3, 2, 1 ... keins

Der Norseman gilt als einer der härtesten Triathlons der Welt. Der Deutsche Max Rauer wird in diesem Jahr den Sprung von der Fähre ins Abenteuer wagen. Auf tri-mag.de bloggt er über seinen Weg zum Start.

Von > | 13. März 2019 | Aus: SZENE

Der Norseman ist ein extremes Rennen in einer extremen Landschaft.

Der Norseman ist ein extremes Rennen in einer extremen Landschaft.

Foto >José Luis Hourcade

Wenn ich mich heute an die Tage nach der Startplatzverlosung erinnere, dann lassen sich die Eindrücke ganz allgemein mit den Worten „durchatmen und Schock bekämpfen!“ beschreiben. Es dauerte ein paar Tage, bis ich alles sortiert hatte. Bis ich begriff, wenn man es überhaupt so nennen kann, was auf mich zukommen würde. Und auch einem designierten Team-Mitglied, das vorschnell mit einem „Ja“ geantwortet hatte, dämmerte erst so langsam, auf was es sich da eingelassen hatte.

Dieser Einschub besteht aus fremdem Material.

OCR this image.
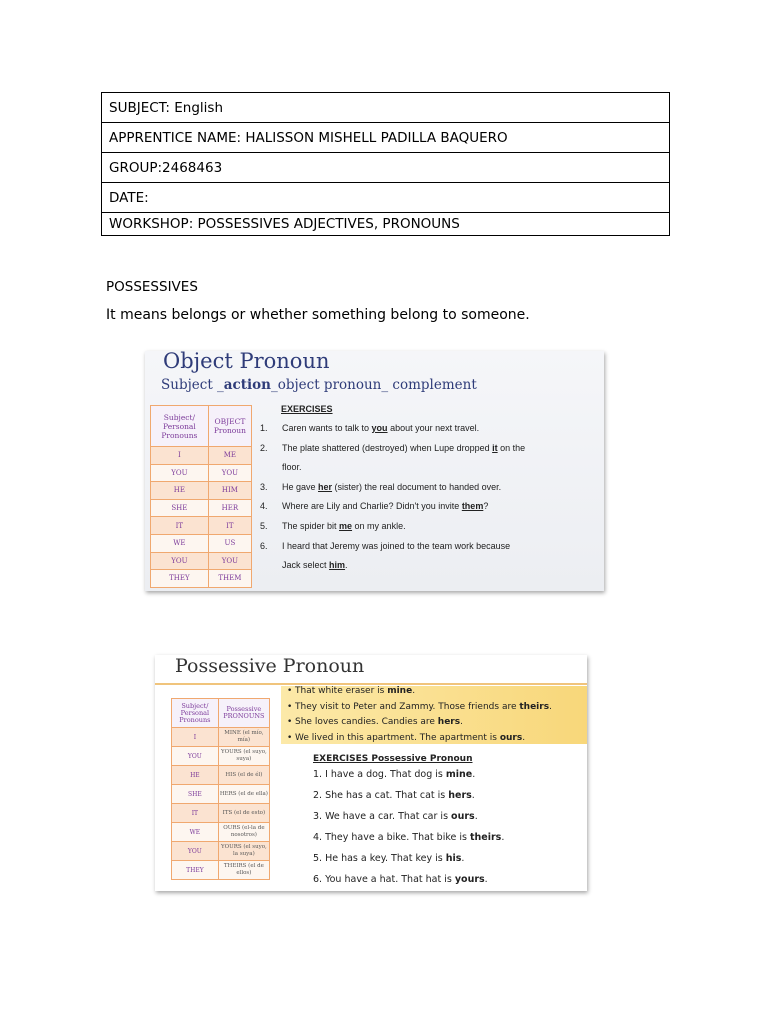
SUBJECT: English
APPRENTICE NAME: HALISSON MISHELL PADILLA BAQUERO
GROUP:2468463
DATE:
WORKSHOP: POSSESSIVES ADJECTIVES, PRONOUNS
POSSESSIVES
It means belongs or whether something belong to someone.
Object Pronoun
Subject _action_object pronoun_ complement
Subject/ Personal Pronouns	OBJECT Pronoun
I	ME
YOU	YOU
HE	HIM
SHE	HER
IT	IT
WE	US
YOU	YOU
THEY	THEM
EXERCISES
1. Caren wants to talk to you about your next travel.
2. The plate shattered (destroyed) when Lupe dropped it on the
floor.
3. He gave her (sister) the real document to handed over.
4. Where are Lily and Charlie? Didn't you invite them?
5. The spider bit me on my ankle.
6. I heard that Jeremy was joined to the team work because
Jack select him.
Possessive Pronoun
• That white eraser is mine.
• They visit to Peter and Zammy. Those friends are theirs.
• She loves candies. Candies are hers.
• We lived in this apartment. The apartment is ours.
Subject/ Personal Pronouns	Possessive PRONOUNS
I	MINE (el mío, mía)
YOU	YOURS (el suyo, suya)
HE	HIS (el de él)
SHE	HERS (el de ella)
IT	ITS (el de esto)
WE	OURS (el-la de nosotros)
YOU	YOURS (el suyo, la suya)
THEY	THEIRS (el de ellos)
EXERCISES Possessive Pronoun
1. I have a dog. That dog is mine.
2. She has a cat. That cat is hers.
3. We have a car. That car is ours.
4. They have a bike. That bike is theirs.
5. He has a key. That key is his.
6. You have a hat. That hat is yours.
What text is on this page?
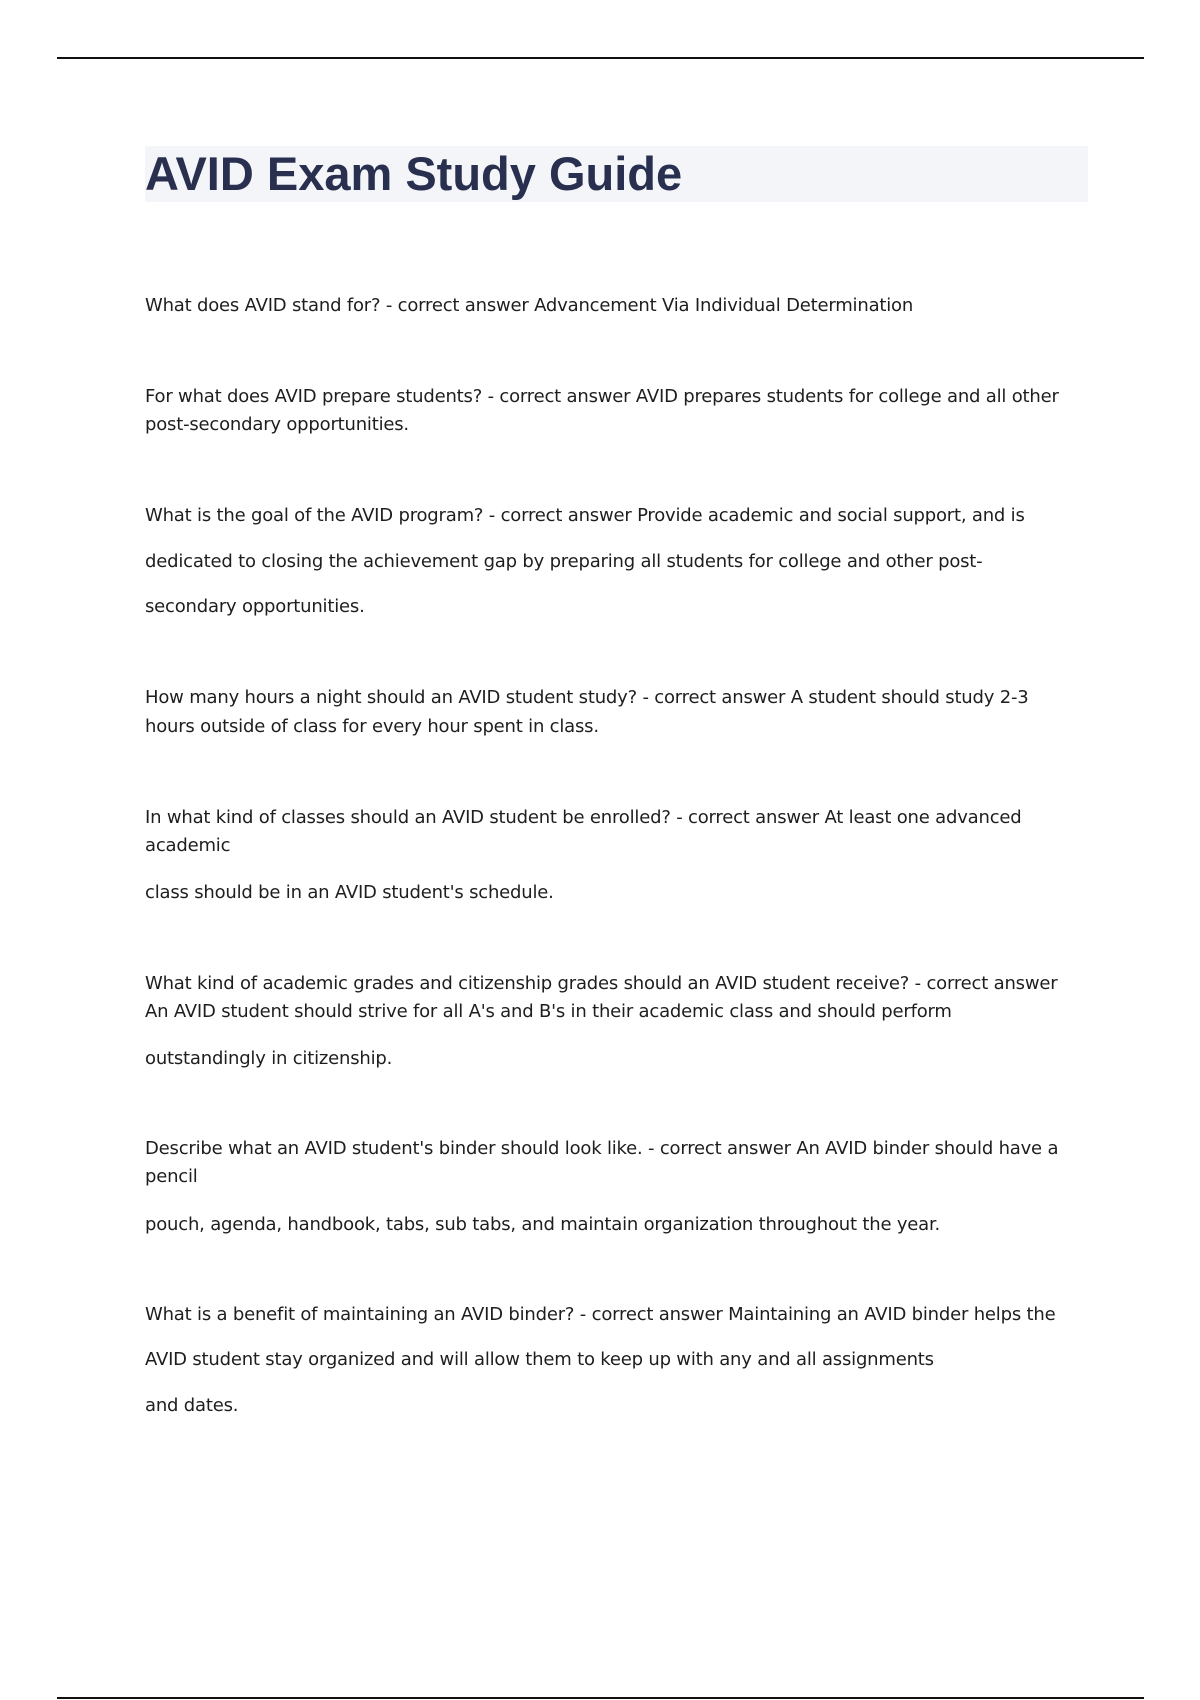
AVID Exam Study Guide
What does AVID stand for? - correct answer Advancement Via Individual Determination
For what does AVID prepare students? - correct answer AVID prepares students for college and all other
post-secondary opportunities.
What is the goal of the AVID program? - correct answer Provide academic and social support, and is
dedicated to closing the achievement gap by preparing all students for college and other post-
secondary opportunities.
How many hours a night should an AVID student study? - correct answer A student should study 2-3
hours outside of class for every hour spent in class.
In what kind of classes should an AVID student be enrolled? - correct answer At least one advanced
academic
class should be in an AVID student's schedule.
What kind of academic grades and citizenship grades should an AVID student receive? - correct answer
An AVID student should strive for all A's and B's in their academic class and should perform
outstandingly in citizenship.
Describe what an AVID student's binder should look like. - correct answer An AVID binder should have a
pencil
pouch, agenda, handbook, tabs, sub tabs, and maintain organization throughout the year.
What is a benefit of maintaining an AVID binder? - correct answer Maintaining an AVID binder helps the
AVID student stay organized and will allow them to keep up with any and all assignments
and dates.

Susanne hatte mir 2017 beim Ironman Frankfurt zugeschaut und mich 2018 beim Trans Vorarlberg supportet. Ihr war wohl nicht so recht bewusst, was der Norseman für sie als Begleitung bedeuten wird. Im Racebook wird der Norseman ja als „Party“ beschrieben, zu der man „seine besten Freunde und Verwandten mitbringt“, um an ebendieser teilzunehmen. Ihr sarkastischer Kommentar nach der Lektüre war: „Sehr lustig, die Party, zu der du da einlädst."

Aber Sie blieb dabei und so hatte ich mein Team gefunden. Meine Cousine Sarah hat sofort gesagt, dass sie dabei ist. Guido, mein „Radsportgott“, der mich seit meinen Radsport-Anfängen im Jahr 2004 immer wieder begleitet, und höchstwahrscheinlich auch mein Bruder Stefan werden meine Crew bilden.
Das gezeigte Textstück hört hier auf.